The decree included the transportation of the Greek population, as well as special privileges for the establishment of agriculture, fisheries, trade and industry. One of the pioneers was Archbishop Ignatius, and about 19,000 Greeks moved with him.

In 1807, Mariupol and the surrounding Greek villages were recognised as an independent administrative unit with an exclusively Greek population. In 1824, a stone church was built in the town in honour of the Holy Great Martyr George the Victorious in the tradition of Greek architecture.

From 1825 to 1831, the Mariupol Theological Seminary operated in the village. In 1898, the Belgian company SA Providence Russe opened a steelworks in Sartana, now the Ilyich Steel & Iron Works.

In 1935, the Greek folk song and dance ensemble “The Diamonds of Sartana” was founded in Sartana and became popular across Ukraine and Moscow.

In 1936, the ensemble took first place in the All-Union Review of National Minority Groups in Moscow but was forced to close in 1937 due to political repressions.

In 1967, through the efforts of Maria Gaitan and other enthusiasts, it was recreated under the name "Sartana Gems" and became the leading Greek group of the Sea of Azov and Ukraine.'

In 1987, the Museum of the History and Ethnography of the Greeks of the Azov Sea Region was founded in the village.

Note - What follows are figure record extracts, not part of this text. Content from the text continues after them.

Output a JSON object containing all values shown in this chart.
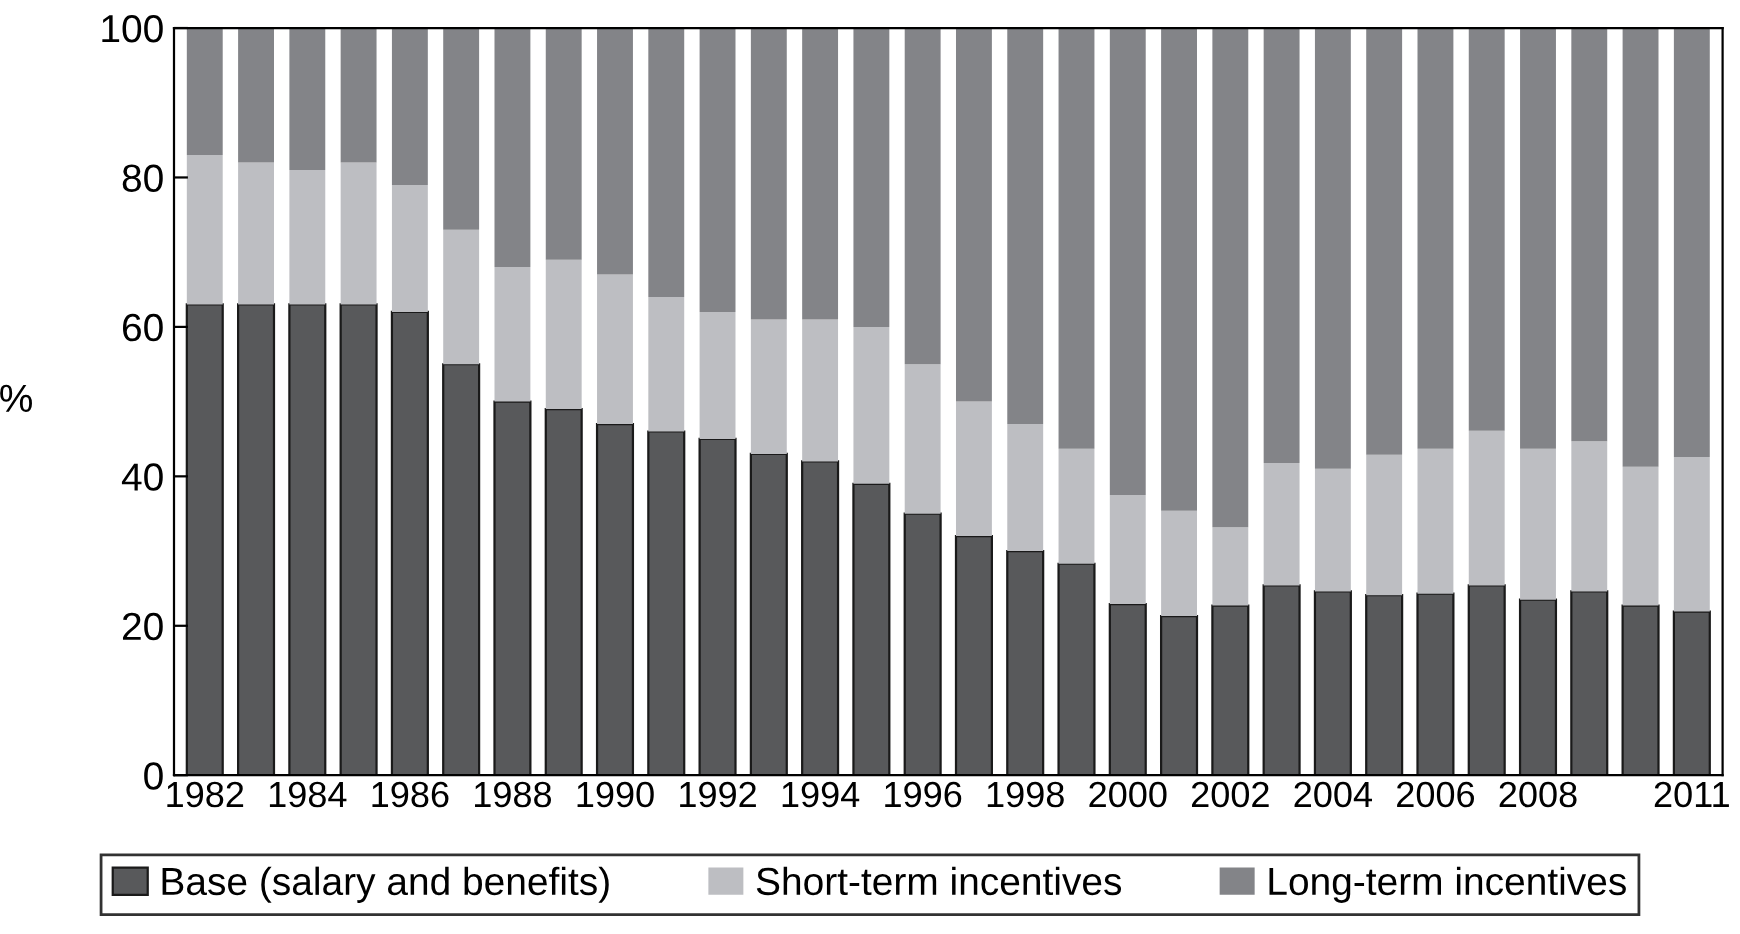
{
  "chart_data": {
    "type": "bar",
    "stacked": true,
    "ylabel": "%",
    "ylim": [
      0,
      100
    ],
    "yticks": [
      0,
      20,
      40,
      60,
      80,
      100
    ],
    "grid": false,
    "legend": "bottom",
    "categories": [
      "1982",
      null,
      "1984",
      null,
      "1986",
      null,
      "1988",
      null,
      "1990",
      null,
      "1992",
      null,
      "1994",
      null,
      "1996",
      null,
      "1998",
      null,
      "2000",
      null,
      "2002",
      null,
      "2004",
      null,
      "2006",
      null,
      "2008",
      null,
      null,
      "2011"
    ],
    "series": [
      {
        "name": "Base (salary and benefits)",
        "color": "#58595b",
        "values": [
          63,
          63,
          63,
          63,
          62,
          55,
          50,
          49,
          47,
          46,
          45,
          43,
          42,
          39,
          35,
          32,
          30,
          28.3,
          22.9,
          21.3,
          22.7,
          25.4,
          24.6,
          24.1,
          24.3,
          25.4,
          23.5,
          24.6,
          22.7,
          21.9
        ]
      },
      {
        "name": "Short-term incentives",
        "color": "#bdbec2",
        "values": [
          20,
          19,
          18,
          19,
          17,
          18,
          18,
          20,
          20,
          18,
          17,
          18,
          19,
          21,
          20,
          18,
          17,
          15.4,
          14.6,
          14.1,
          10.5,
          16.4,
          16.4,
          18.8,
          19.4,
          20.7,
          20.2,
          20.1,
          18.6,
          20.7
        ]
      },
      {
        "name": "Long-term incentives",
        "color": "#838488",
        "values": [
          17,
          18,
          19,
          18,
          21,
          27,
          32,
          31,
          33,
          36,
          38,
          39,
          39,
          40,
          45,
          50,
          53,
          56.3,
          62.5,
          64.6,
          66.8,
          58.2,
          59,
          57.1,
          56.3,
          53.9,
          56.3,
          55.3,
          58.7,
          57.4
        ]
      }
    ]
  }
}
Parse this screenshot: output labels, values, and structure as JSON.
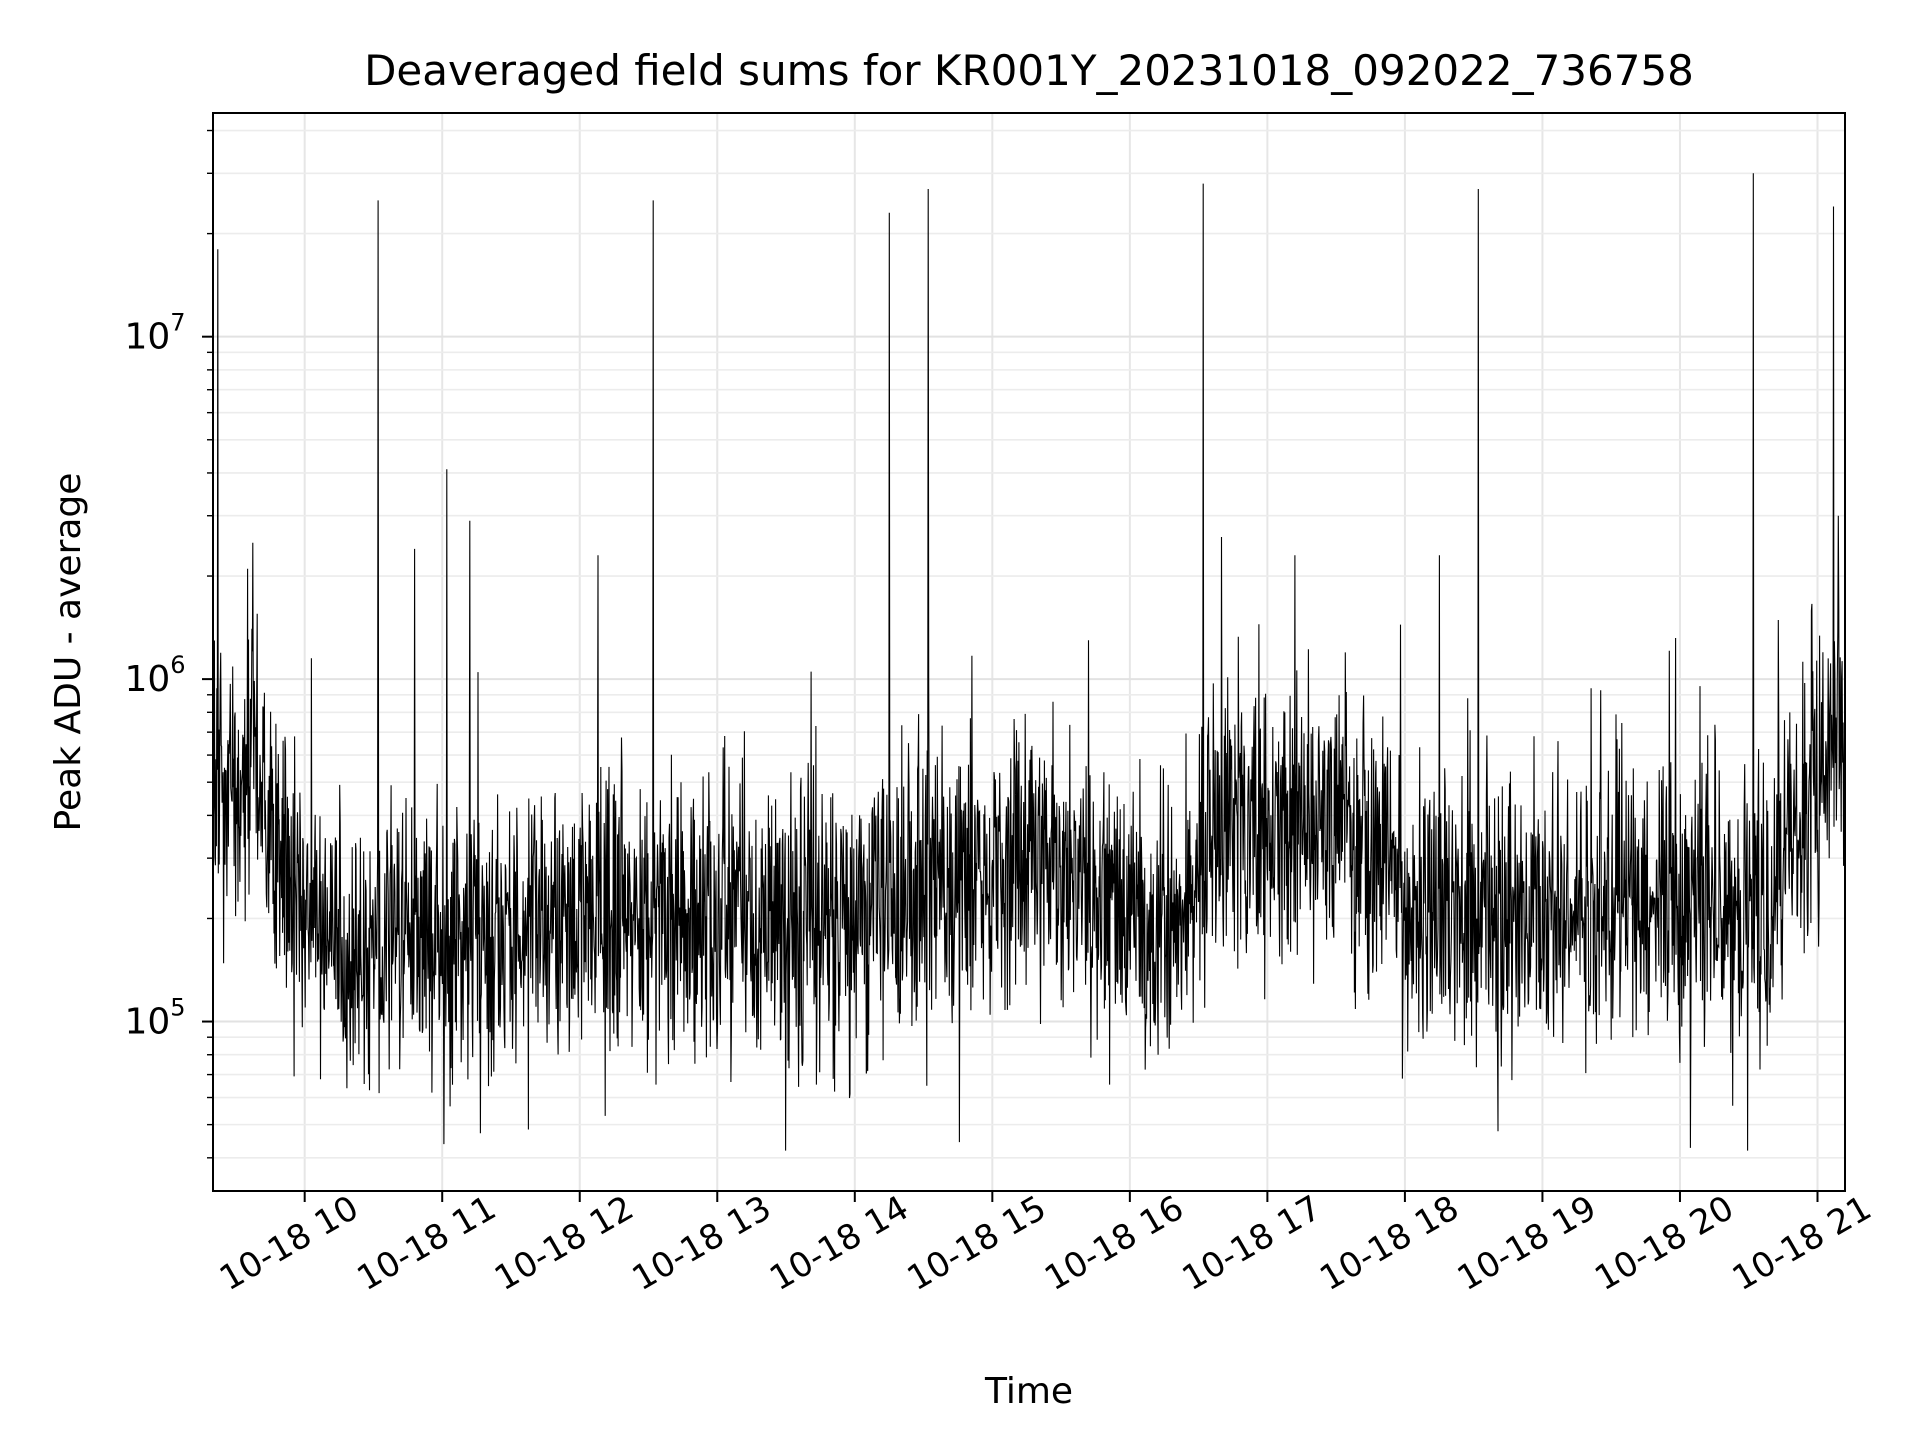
{
  "chart_data": {
    "type": "line",
    "title": "Deaveraged field sums for KR001Y_20231018_092022_736758",
    "xlabel": "Time",
    "ylabel": "Peak ADU - average",
    "x_ticks": [
      "10-18 10",
      "10-18 11",
      "10-18 12",
      "10-18 13",
      "10-18 14",
      "10-18 15",
      "10-18 16",
      "10-18 17",
      "10-18 18",
      "10-18 19",
      "10-18 20",
      "10-18 21"
    ],
    "x_range": [
      "2023-10-18 09:20",
      "2023-10-18 21:12"
    ],
    "y_scale": "log",
    "y_ticks": [
      {
        "value": 100000,
        "base": "10",
        "exp": "5"
      },
      {
        "value": 1000000,
        "base": "10",
        "exp": "6"
      },
      {
        "value": 10000000,
        "base": "10",
        "exp": "7"
      }
    ],
    "ylim": [
      32000,
      45000000
    ],
    "grid": true,
    "line_color": "#000000",
    "baseline": [
      {
        "t": "2023-10-18 09:20",
        "v": 550000
      },
      {
        "t": "2023-10-18 09:30",
        "v": 380000
      },
      {
        "t": "2023-10-18 09:37",
        "v": 650000
      },
      {
        "t": "2023-10-18 09:45",
        "v": 300000
      },
      {
        "t": "2023-10-18 10:00",
        "v": 190000
      },
      {
        "t": "2023-10-18 10:30",
        "v": 160000
      },
      {
        "t": "2023-10-18 11:00",
        "v": 180000
      },
      {
        "t": "2023-10-18 12:00",
        "v": 200000
      },
      {
        "t": "2023-10-18 13:00",
        "v": 190000
      },
      {
        "t": "2023-10-18 14:00",
        "v": 205000
      },
      {
        "t": "2023-10-18 14:30",
        "v": 230000
      },
      {
        "t": "2023-10-18 15:00",
        "v": 270000
      },
      {
        "t": "2023-10-18 15:20",
        "v": 300000
      },
      {
        "t": "2023-10-18 15:45",
        "v": 230000
      },
      {
        "t": "2023-10-18 16:20",
        "v": 180000
      },
      {
        "t": "2023-10-18 16:35",
        "v": 350000
      },
      {
        "t": "2023-10-18 17:00",
        "v": 380000
      },
      {
        "t": "2023-10-18 17:30",
        "v": 400000
      },
      {
        "t": "2023-10-18 17:50",
        "v": 300000
      },
      {
        "t": "2023-10-18 18:00",
        "v": 240000
      },
      {
        "t": "2023-10-18 19:00",
        "v": 200000
      },
      {
        "t": "2023-10-18 19:30",
        "v": 210000
      },
      {
        "t": "2023-10-18 20:00",
        "v": 220000
      },
      {
        "t": "2023-10-18 20:40",
        "v": 200000
      },
      {
        "t": "2023-10-18 20:48",
        "v": 330000
      },
      {
        "t": "2023-10-18 21:00",
        "v": 520000
      },
      {
        "t": "2023-10-18 21:12",
        "v": 800000
      }
    ],
    "spikes": [
      {
        "t": "2023-10-18 09:22",
        "v": 18000000
      },
      {
        "t": "2023-10-18 09:35",
        "v": 2100000
      },
      {
        "t": "2023-10-18 10:03",
        "v": 1150000
      },
      {
        "t": "2023-10-18 10:32",
        "v": 25000000
      },
      {
        "t": "2023-10-18 10:48",
        "v": 2400000
      },
      {
        "t": "2023-10-18 11:02",
        "v": 4100000
      },
      {
        "t": "2023-10-18 11:12",
        "v": 2900000
      },
      {
        "t": "2023-10-18 12:08",
        "v": 2300000
      },
      {
        "t": "2023-10-18 12:32",
        "v": 25000000
      },
      {
        "t": "2023-10-18 14:15",
        "v": 23000000
      },
      {
        "t": "2023-10-18 14:32",
        "v": 27000000
      },
      {
        "t": "2023-10-18 16:32",
        "v": 28000000
      },
      {
        "t": "2023-10-18 16:40",
        "v": 2600000
      },
      {
        "t": "2023-10-18 17:12",
        "v": 2300000
      },
      {
        "t": "2023-10-18 18:15",
        "v": 2300000
      },
      {
        "t": "2023-10-18 18:32",
        "v": 27000000
      },
      {
        "t": "2023-10-18 20:32",
        "v": 30000000
      },
      {
        "t": "2023-10-18 21:07",
        "v": 24000000
      },
      {
        "t": "2023-10-18 21:09",
        "v": 3000000
      }
    ]
  }
}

In 2014 and 2015, during the armed conflict in eastern Ukraine, the village suffered from direct hostilities.

On 26 February 2022, Sartana and the nearby Greek village of Buhas were allegedly shelled by the Russian Air Force during the 2022 Russian invasion of Ukraine, killing ten ethnic Greeks. The Greek Foreign Ministry, Prime Minister Kyriakos Mitsotakis, condemned the incident.

The Russian Embassy in Athens expressed condolences for the dead but added that the Russian Air Force was not responsible for the attack.

On March 1, 2022, it was reported Russia captured Sartana as part of the Siege of Mariupol.